Tantangan Usaha Ternak Kerbau
Kerbau memiliki kelemahan yang berkaitan erat
dengan peningkatan populasi, yaitu kinerja reproduksinya yang rendah. Dalam
struktur budaya lokal di beberapa daerah, ada keengganan dari sebagian peternak
untuk memelihara jantan karena pengendaliannya yang sangat sulit.
Disamping itu, sebagian peternak percaya bahwa
betina dewasa akan bunting meskipun tidak ada pejantan. Sebagian besar kerbau
jantan dijual menjelang dewasa. Di samping itu, perkawinan yang terjadi pun
dilakukan oleh jantan muda sebelum ternak jantan tersebut laku dijual.
Akibatnya rasio jantan betina menjadi sangat rendah, sehingga mengurangi
kesempatan terjadinya perkawinan atau kebuntingan.
Fenomena lain yang terlihat dalam budidaya
kerbau di peternak adalah pola kandang individu, disertai dengan rasio jantan
betina yang rendah, akan mengurangi kesempatan untuk terjadinya perkawinan.
Beberapa hasil penelitian menunjukkan perkawinan kerbau terjadi menjelang pagi,
dimana kerbau jantan dan betina masih terpisah dalam kandang masing-masing,
akibat dari pola manajemen yang tidak tepat tersebut adalah rendahnya
kebuntingan.
Dengan demikian Calving interval menjadi
panjang yang berujung pada kesimpulan kinerja reproduksi kerbau yang rendah.
Solusi Bisnis Ternak Kerbau
Mempertimbangkan berbagai faktor keunggulan
dan kelemahan dalam pola
budidaya yang masih memungkinkan adanya perbaikan, masalah mendasar untuk
pengembangan ternak kerbau saat ini adalah pengadaan bibit (terutama bibit
jantan), yang secara kuantitas dan kualitas masih rendah. Pemerintah mulai
mengarahkan perhatian pada pembibitan kerbau.
Pola pembibitan akan efektif berjalan adalah
yang melibatkan kepentingan masyarakat baik sisi ekonomi sosial maupun
jangkauan teknisnya. Pola pembibitan kerbau yang tepat sesuai dengan sumber daya
lokal dan kebutuhan masyarakat, sehingga dalam implementasinya lebih cepat
diterima peternak secara umum.
Sebagai dampaknya kinerja reproduksi, produksi
dan produktivitas kerbau dapat diperbaiki. Sehingga dalam jangka panjang mampu
memberikan kontribusi besar bagi penyediaan daging sebagai subsitusi daging
sapi nasional.
Ditjen PKH Kementan RI, telah memetakan
potensi perkembangan populasi kerbau nasional,
pemuliabiakkan kerbau agak lamban dibanding dengan ternak sapi. Secara
nasional perbandingannya sekitar 20% kerbau dan 80 % sapi dan rasio ini masih
berlangsung sampai saat ini.
Pembibitan kerbau selama ini dilakukan dalam
skala usaha yang relatif kecil, menyebar, serta dilakukan di kawasan yang tidak
tersedia pakan, atau pakan (rumput) harus dibeli dengan harga mahal.
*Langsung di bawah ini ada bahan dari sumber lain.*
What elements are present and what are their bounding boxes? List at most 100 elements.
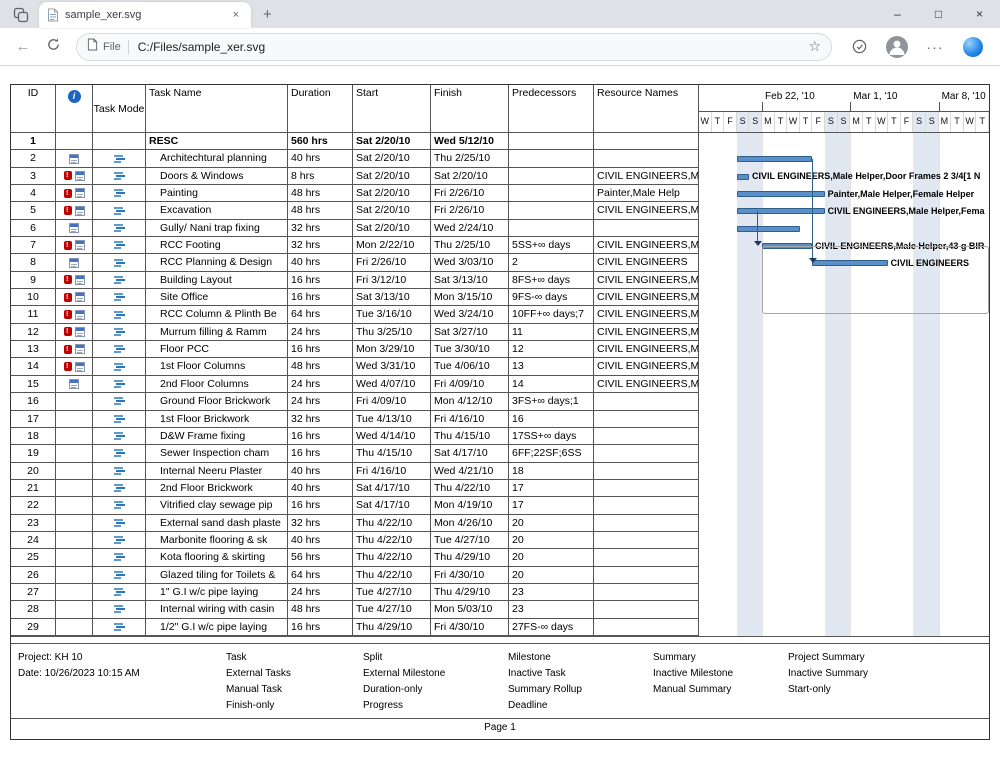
task-mode-icon [114,327,125,337]
favorite-star-icon[interactable]: ☆ [808,38,821,55]
task-row: 6Gully/ Nani trap fixing32 hrsSat 2/20/1… [11,220,699,237]
task-row: 18D&W Frame fixing16 hrsWed 4/14/10Thu 4… [11,428,699,445]
cell-predecessors [509,133,594,149]
cell-resources [594,549,699,565]
week-label: Mar 1, '10 [853,91,897,102]
cell-id: 25 [11,549,56,565]
cell-duration: 40 hrs [288,463,353,479]
cell-indicators [56,411,93,427]
header-resource-names: Resource Names [594,85,699,132]
cell-predecessors: 8FS+∞ days [509,272,594,288]
refresh-button[interactable] [38,37,68,56]
profile-avatar[interactable] [878,36,916,58]
legend-item: Progress [363,698,445,714]
cell-start: Sat 2/20/10 [353,133,431,149]
cell-task-name: Murrum filling & Ramm [146,324,288,340]
cell-start: Fri 3/12/10 [353,272,431,288]
task-row: 19Sewer Inspection cham16 hrsThu 4/15/10… [11,445,699,462]
cell-finish: Mon 4/26/10 [431,515,509,531]
copilot-button[interactable] [954,37,992,57]
overallocation-warning-icon [64,275,72,284]
cell-task-mode [93,463,146,479]
week-tick [762,102,763,111]
cell-duration: 16 hrs [288,619,353,635]
cell-indicators [56,601,93,617]
svg-file-icon [47,8,59,22]
task-row: 10Site Office16 hrsSat 3/13/10Mon 3/15/1… [11,289,699,306]
cell-id: 12 [11,324,56,340]
cell-finish: Fri 4/30/10 [431,567,509,583]
cell-task-name: Kota flooring & skirting [146,549,288,565]
dependency-lines [762,246,989,314]
cell-predecessors: 2 [509,254,594,270]
browser-essentials-icon[interactable] [840,38,878,55]
window-maximize-button[interactable]: □ [918,0,959,28]
cell-task-name: Doors & Windows [146,168,288,184]
gantt-body: CIVIL ENGINEERS,Male Helper,Door Frames … [699,133,989,636]
cell-predecessors: 27FS-∞ days [509,619,594,635]
address-toolbar: ← File C:/Files/sample_xer.svg ☆ ··· [0,28,1000,66]
cell-indicators [56,480,93,496]
tab-close-icon[interactable]: × [229,8,243,22]
cell-duration: 16 hrs [288,289,353,305]
cell-finish: Mon 4/19/10 [431,497,509,513]
cell-resources: CIVIL ENGINEERS,M [594,358,699,374]
calendar-icon [69,154,79,164]
url-text: C:/Files/sample_xer.svg [138,40,803,54]
cell-id: 17 [11,411,56,427]
task-mode-icon [114,310,125,320]
calendar-icon [75,206,85,216]
timescale-day: F [724,112,737,132]
window-minimize-button[interactable]: – [877,0,918,28]
cell-resources: CIVIL ENGINEERS,M [594,376,699,392]
cell-id: 7 [11,237,56,253]
cell-task-name: 1st Floor Brickwork [146,411,288,427]
cell-start: Sat 2/20/10 [353,220,431,236]
header-indicators [56,85,93,132]
cell-finish: Tue 4/06/10 [431,358,509,374]
cell-start: Thu 4/22/10 [353,567,431,583]
cell-id: 29 [11,619,56,635]
task-mode-icon [114,240,125,250]
cell-predecessors: 16 [509,411,594,427]
cell-task-mode [93,341,146,357]
cell-resources [594,584,699,600]
cell-duration: 8 hrs [288,168,353,184]
task-row: 8RCC Planning & Design40 hrsFri 2/26/10W… [11,254,699,271]
header-id: ID [11,85,56,132]
timescale-day: S [825,112,838,132]
cell-task-name: Site Office [146,289,288,305]
window-close-button[interactable]: × [959,0,1000,28]
cell-resources: CIVIL ENGINEERS,M [594,341,699,357]
legend-item: Inactive Summary [788,666,868,682]
back-button[interactable]: ← [8,38,38,55]
cell-start: Wed 3/31/10 [353,358,431,374]
calendar-icon [69,379,79,389]
page-footer: Project: KH 10 Date: 10/26/2023 10:15 AM… [11,643,989,738]
cell-id: 23 [11,515,56,531]
settings-menu-button[interactable]: ··· [916,39,954,55]
cell-task-mode [93,237,146,253]
cell-task-mode [93,532,146,548]
cell-resources [594,411,699,427]
header-finish: Finish [431,85,509,132]
cell-start: Thu 3/25/10 [353,324,431,340]
cell-resources: CIVIL ENGINEERS,M [594,289,699,305]
cell-id: 6 [11,220,56,236]
task-mode-icon [114,344,125,354]
cell-start: Thu 4/29/10 [353,619,431,635]
cell-task-mode [93,411,146,427]
legend-column: MilestoneInactive TaskSummary RollupDead… [508,650,582,714]
cell-task-name: Vitrified clay sewage pip [146,497,288,513]
browser-tab[interactable]: sample_xer.svg × [39,2,251,28]
cell-resources [594,497,699,513]
new-tab-button[interactable]: + [263,6,272,23]
cell-task-name: External sand dash plaste [146,515,288,531]
tab-actions-icon[interactable] [13,7,29,23]
cell-finish: Wed 4/21/10 [431,463,509,479]
cell-task-name: Excavation [146,202,288,218]
task-row: 16Ground Floor Brickwork24 hrsFri 4/09/1… [11,393,699,410]
cell-task-mode [93,324,146,340]
task-mode-icon [114,448,125,458]
address-bar[interactable]: File C:/Files/sample_xer.svg ☆ [76,33,832,61]
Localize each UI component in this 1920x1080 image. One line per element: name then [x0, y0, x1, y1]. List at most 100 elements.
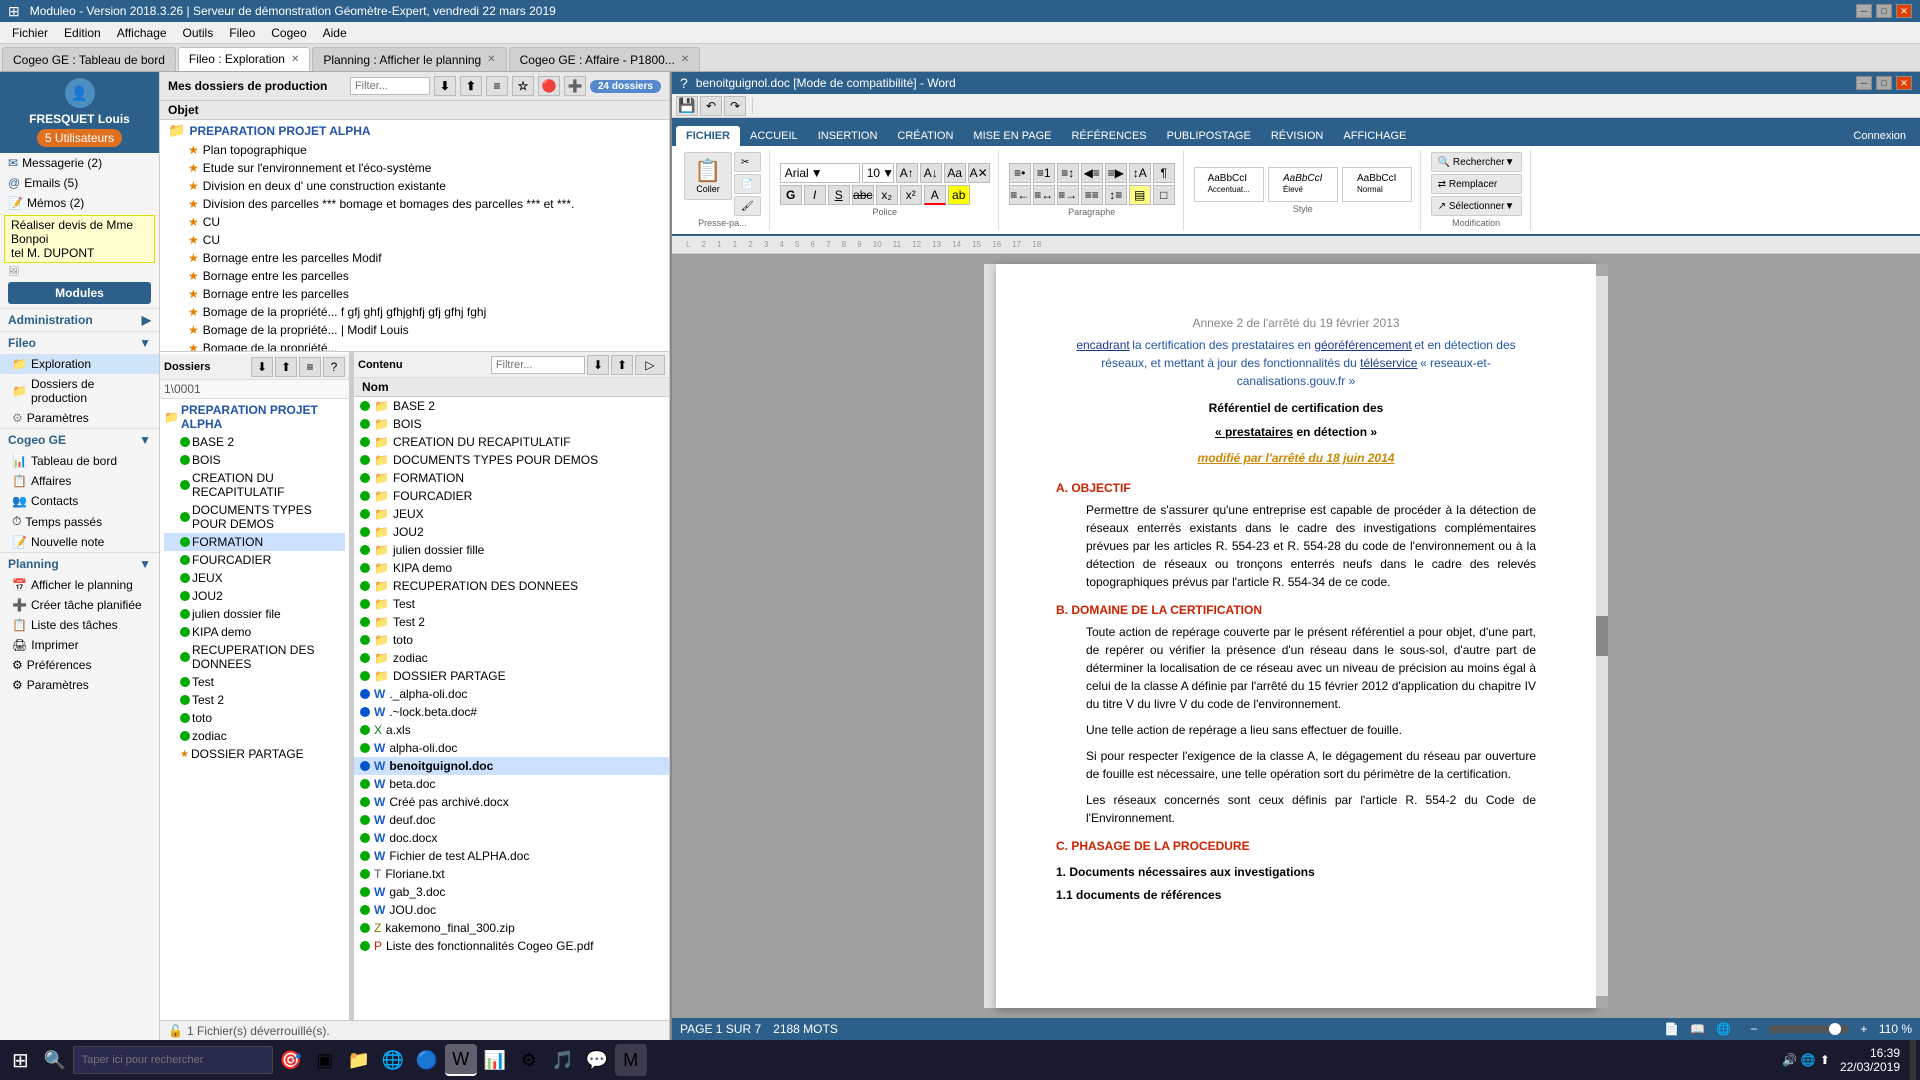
sort-btn[interactable]: ↕A — [1129, 163, 1151, 183]
taskbar-chrome[interactable]: 🔵 — [411, 1044, 443, 1076]
sidebar-item-affaires[interactable]: 📋 Affaires — [0, 471, 159, 491]
taskbar-moduleo[interactable]: M — [615, 1044, 647, 1076]
add-btn[interactable]: ➕ — [564, 76, 586, 96]
view-normal-btn[interactable]: 📄 — [1661, 1019, 1683, 1039]
border-btn[interactable]: □ — [1153, 185, 1175, 205]
copy-button[interactable]: 📄 — [734, 174, 761, 194]
scroll-right[interactable] — [1596, 264, 1608, 1008]
sidebar-section-fileo[interactable]: Fileo ▼ — [0, 331, 159, 354]
taskbar-edge[interactable]: 🌐 — [377, 1044, 409, 1076]
tree-item[interactable]: BASE 2 — [164, 433, 345, 451]
sidebar-item-afficher-planning[interactable]: 📅 Afficher le planning — [0, 575, 159, 595]
paintbrush-button[interactable]: 🖌 — [734, 196, 761, 216]
taskbar-app5[interactable]: 💬 — [581, 1044, 613, 1076]
word-minimize[interactable]: ─ — [1856, 76, 1872, 90]
utilisateurs-badge[interactable]: 5 Utilisateurs — [37, 129, 122, 147]
list-item[interactable]: ★ Bornage entre les parcelles — [160, 267, 669, 285]
view-read-btn[interactable]: 📖 — [1687, 1019, 1709, 1039]
content-item[interactable]: 📁 FORMATION — [354, 469, 669, 487]
list-item[interactable]: ★ Etude sur l'environnement et l'éco-sys… — [160, 159, 669, 177]
star-view-btn[interactable]: ☆ — [512, 76, 534, 96]
refresh-btn[interactable]: 🔴 — [538, 76, 560, 96]
sidebar-item-dossiers-production[interactable]: 📁 Dossiers de production — [0, 374, 159, 408]
font-color-btn[interactable]: A — [924, 185, 946, 205]
scroll-thumb[interactable] — [1596, 616, 1608, 656]
content-item[interactable]: W deuf.doc — [354, 811, 669, 829]
menu-cogeo[interactable]: Cogeo — [263, 24, 314, 42]
content-item[interactable]: W ._alpha-oli.doc — [354, 685, 669, 703]
sort-down-btn[interactable]: ⬇ — [434, 76, 456, 96]
sidebar-item-parametres-planning[interactable]: ⚙ Paramètres — [0, 675, 159, 695]
font-size-dropdown[interactable]: 10 ▼ — [862, 163, 894, 183]
tree-item[interactable]: FOURCADIER — [164, 551, 345, 569]
sidebar-section-cogeo[interactable]: Cogeo GE ▼ — [0, 428, 159, 451]
sidebar-item-exploration[interactable]: 📁 Exploration — [0, 354, 159, 374]
list-item[interactable]: ★ Bornage entre les parcelles — [160, 285, 669, 303]
tab-cogeo-affaire[interactable]: Cogeo GE : Affaire - P1800... ✕ — [509, 47, 701, 71]
decrease-indent[interactable]: ◀≡ — [1081, 163, 1103, 183]
sidebar-item-creer-tache[interactable]: ➕ Créer tâche planifiée — [0, 595, 159, 615]
content-item[interactable]: 📁 julien dossier fille — [354, 541, 669, 559]
paste-button[interactable]: 📋 Coller — [684, 152, 732, 200]
minimize-button[interactable]: ─ — [1856, 4, 1872, 18]
taskbar-app2[interactable]: 📊 — [479, 1044, 511, 1076]
align-left[interactable]: ≡← — [1009, 185, 1031, 205]
font-grow[interactable]: A↑ — [896, 163, 918, 183]
word-tab-insertion[interactable]: INSERTION — [808, 126, 888, 146]
folder-list-view[interactable]: ≡ — [299, 357, 321, 377]
content-item[interactable]: 📁 BASE 2 — [354, 397, 669, 415]
sidebar-item-nouvelle-note[interactable]: 📝 Nouvelle note — [0, 532, 159, 552]
zoom-in-btn[interactable]: + — [1853, 1019, 1875, 1039]
start-button[interactable]: ⊞ — [4, 1044, 37, 1077]
content-sort-down[interactable]: ⬇ — [587, 355, 609, 375]
content-item[interactable]: 📁 RECUPERATION DES DONNEES — [354, 577, 669, 595]
tree-item[interactable]: RECUPERATION DES DONNEES — [164, 641, 345, 673]
tree-root[interactable]: 📁 PREPARATION PROJET ALPHA — [164, 401, 345, 433]
content-item[interactable]: 📁 zodiac — [354, 649, 669, 667]
font-family-dropdown[interactable]: Arial ▼ — [780, 163, 860, 183]
tree-item[interactable]: KIPA demo — [164, 623, 345, 641]
tree-item[interactable]: JEUX — [164, 569, 345, 587]
word-close[interactable]: ✕ — [1896, 76, 1912, 90]
word-tab-accueil[interactable]: ACCUEIL — [740, 126, 808, 146]
sidebar-item-temps-passes[interactable]: ⏱ Temps passés — [0, 511, 159, 532]
zoom-slider[interactable] — [1769, 1025, 1849, 1033]
multilevel-btn[interactable]: ≡↕ — [1057, 163, 1079, 183]
strikethrough-button[interactable]: abc — [852, 185, 874, 205]
selectionner-btn[interactable]: ↗ Sélectionner▼ — [1431, 196, 1522, 216]
numbering-btn[interactable]: ≡1 — [1033, 163, 1055, 183]
content-item[interactable]: W .~lock.beta.doc# — [354, 703, 669, 721]
menu-outils[interactable]: Outils — [175, 24, 222, 42]
list-item[interactable]: ★ Bomage de la propriété... | Modif Loui… — [160, 321, 669, 339]
menu-fileo[interactable]: Fileo — [221, 24, 263, 42]
font-case[interactable]: Aa — [944, 163, 966, 183]
increase-indent[interactable]: ≡▶ — [1105, 163, 1127, 183]
content-item[interactable]: 📁 JOU2 — [354, 523, 669, 541]
content-extra-btn[interactable]: ▷ — [635, 355, 665, 375]
cut-button[interactable]: ✂ — [734, 152, 761, 172]
word-tab-affichage[interactable]: AFFICHAGE — [1333, 126, 1416, 146]
tree-item[interactable]: Test 2 — [164, 691, 345, 709]
dossiers-filter[interactable] — [350, 77, 430, 95]
content-item[interactable]: W Créé pas archivé.docx — [354, 793, 669, 811]
taskbar-app3[interactable]: ⚙ — [513, 1044, 545, 1076]
sidebar-section-planning[interactable]: Planning ▼ — [0, 552, 159, 575]
list-view-btn[interactable]: ≡ — [486, 76, 508, 96]
tree-item-dossier-partage[interactable]: ★ DOSSIER PARTAGE — [164, 745, 345, 763]
maximize-button[interactable]: □ — [1876, 4, 1892, 18]
sidebar-item-imprimer[interactable]: 🖨 Imprimer — [0, 635, 159, 655]
shading-btn[interactable]: ▤ — [1129, 185, 1151, 205]
content-item-benoitguignol[interactable]: W benoitguignol.doc — [354, 757, 669, 775]
sidebar-item-liste-taches[interactable]: 📋 Liste des tâches — [0, 615, 159, 635]
content-item[interactable]: 📁 CREATION DU RECAPITULATIF — [354, 433, 669, 451]
word-tab-publipostage[interactable]: PUBLIPOSTAGE — [1157, 126, 1261, 146]
scroll-up-arrow[interactable] — [1596, 264, 1608, 276]
word-maximize[interactable]: □ — [1876, 76, 1892, 90]
redo-quick[interactable]: ↷ — [724, 96, 746, 116]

Masalah pengembangan kerbau disebabkan karena
tingkat reproduksi kerbau yang rendah,
masa kebuntingan kerbau yang relatif lebih lama, angka kelahiran kerbau rendah,
dewasa kelamin dan selang beranak relatif panjang dan kerbau memiliki
persentase karkas lebih rendah 3-5% dari karkas sapi karena ukuran kaki dan
kepala yang lebih besar serta kulit yang lebih tebal.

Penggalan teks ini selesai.